Photo sur demande, Simon Chevrier, Stock : Une quête de soi poignante

Dans son premier roman, Simon Chevrier nous invite à découvrir l’univers d’un jeune homme en proie aux complexités de l’identité. À travers une écriture à la fois lyrique et inclusive, il explore le chemin d’un personnage qui navigue entre désillusions et découvertes.

C’est fou ou je suis folle, la plupart des articles qui parlent du livre, en bien d’ailleurs, se focalisent sur le fait que le narrateur, soit un étudiant en langues et ESCORT.

Le fait qu’il soit escort a pour moi été totalement secondaire.

Giton et Grindr ont été dans ma lecture deux moyens d’assouvir un besoin, une recherche frénétique de compagne, de sexe, rémunéré ou pas.

J’ai relu récemment Queer de William S. Burroughs, l’époque change mais le désir et l’acceptation de soi sont immuables, 

J’ai pensé à Pasolini et ses prostitués qui ne cherchaient que l’argent et souffraient terriblement en contrariant leur orientation sexuelle, en se vendant à cause de leur condition. 

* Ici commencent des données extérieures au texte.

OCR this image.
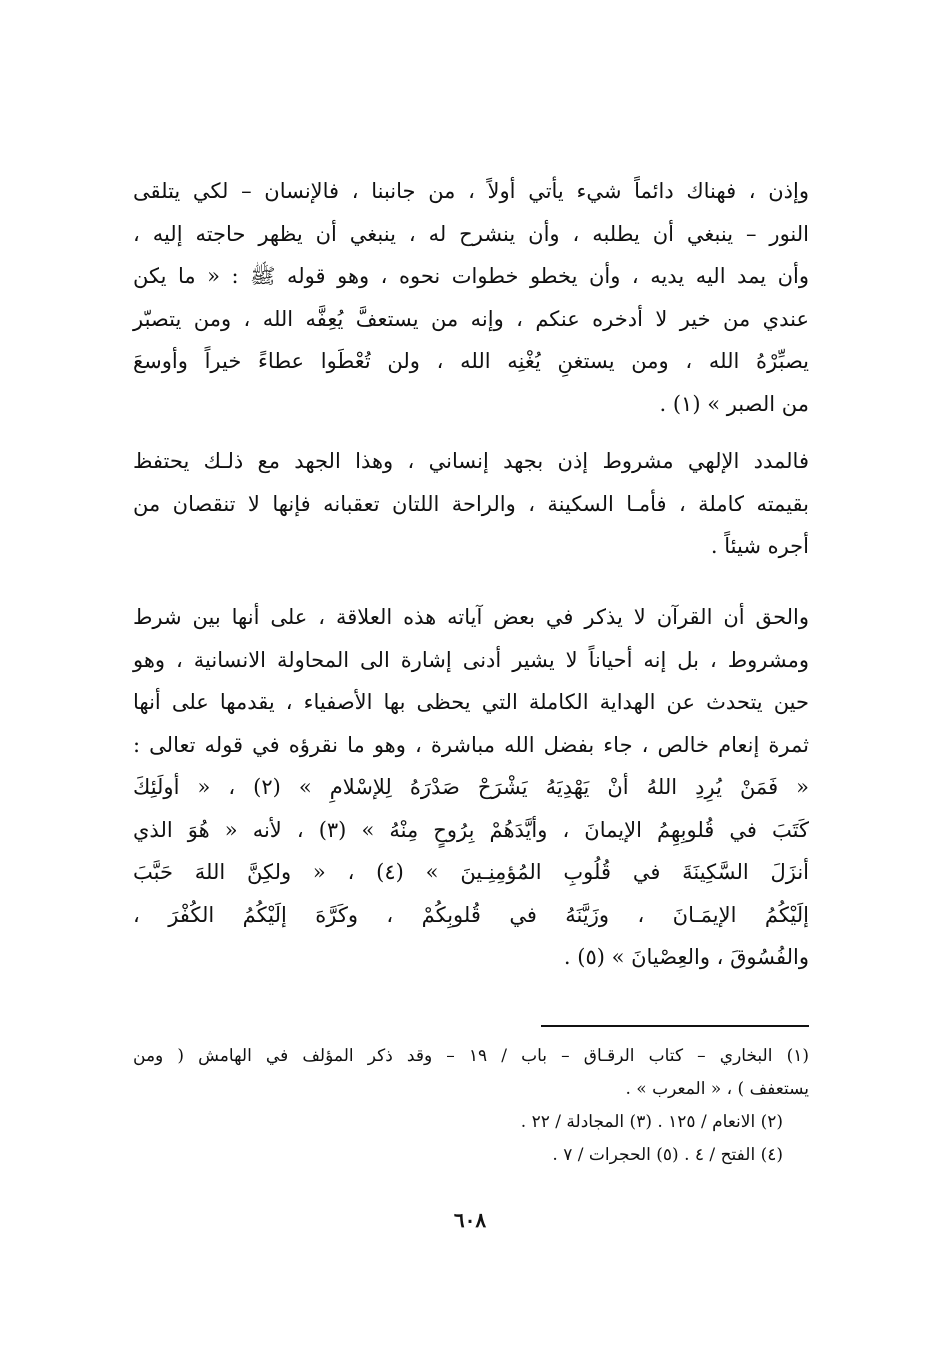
وإذن ، فهناك دائماً شيء يأتي أولاً ، من جانبنا ، فالإنسان – لكي يتلقى
النور – ينبغي أن يطلبه ، وأن ينشرح له ، ينبغي أن يظهر حاجته إليه ،
وأن يمد اليه يديه ، وأن يخطو خطوات نحوه ، وهو قوله ﷺ : « ما يكن
عندي من خير لا أدخره عنكم ، وإنه من يستعفَّ يُعِفَّه الله ، ومن يتصبّر
يصبِّرْهُ الله ، ومن يستغنِ يُغْنِه الله ، ولن تُعْطَوا عطاءً خيراً وأوسعَ
من الصبر » (١) .
فالمدد الإلهي مشروط إذن بجهد إنساني ، وهذا الجهد مع ذلـك يحتفظ
بقيمته كاملة ، فأمـا السكينة ، والراحة اللتان تعقبانه فإنها لا تنقصان من
أجره شيئاً .
والحق أن القرآن لا يذكر في بعض آياته هذه العلاقة ، على أنها بين شرط
ومشروط ، بل إنه أحياناً لا يشير أدنى إشارة الى المحاولة الانسانية ، وهو
حين يتحدث عن الهداية الكاملة التي يحظى بها الأصفياء ، يقدمها على أنها
ثمرة إنعام خالص ، جاء بفضل الله مباشرة ، وهو ما نقرؤه في قوله تعالى :
« فَمَنْ يُرِدِ اللهُ أنْ يَهْدِيَهُ يَشْرَحْ صَدْرَهُ لِلإسْلامِ » (٢) ، « أولَئِكَ
كَتَبَ في قُلوبِهِمُ الإيمانَ ، وأيَّدَهُمْ بِرُوحٍ مِنْهُ » (٣) ، لأنه « هُوَ الذي
أنزَلَ السَّكِينَةَ في قُلُوبِ المُؤمِنِـينَ » (٤) ، « ولكِنَّ اللهَ حَبَّبَ
إلَيْكُمُ الإيمَـانَ ، وزَيَّنَهُ في قُلوبِكُمْ ، وكَرَّهَ إلَيْكُمُ الكُفْرَ ،
والفُسُوقَ ، والعِصْيانَ » (٥) .
(١) البخاري – كتاب الرقـاق – باب / ١٩ – وقد ذكر المؤلف في الهامش ( ومن
يستعفف ) ، « المعرب » .
(٢) الانعام / ١٢٥ . (٣) المجادلة / ٢٢ .
(٤) الفتح / ٤ . (٥) الحجرات / ٧ .
٦٠٨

Notre étudiant ne vit pas ses rencontres rémunérées de la même manière. Sa vie est un ballet de rencontres fugaces, où chaque rendez-vous soulève des questions sur l’amour, le désir et la recherche de soi. 

Avec sensibilité, Simon Chevrier dépeint la lutte intérieure de son héros, qui oscille entre une façade séduisante et la vulnérabilité d’un cœur qui cherche l’amour. 

Les émotions s’intensifient au fil des pages, révélant une profondeur insoupçonnée sous une apparente désinvolture.

J’ai lu le livre d’une traite et j’ai passé mon temps à réfléchir sur les différentes formes de désir.

Ce roman constitue une véritable odyssée émotionnelle, où une vielle photographie en noir et blanc devient emblématique de ce récit, devient le symbole d’une recherche qui regarde aussi vers le passé. 

Simon Chevrier réussit à capturer l’essence d’une génération en quête de sens.

En filigrane le SIDA apparaît, mais c’est le aussi le COViD qui empêche cette génération de se découvrir.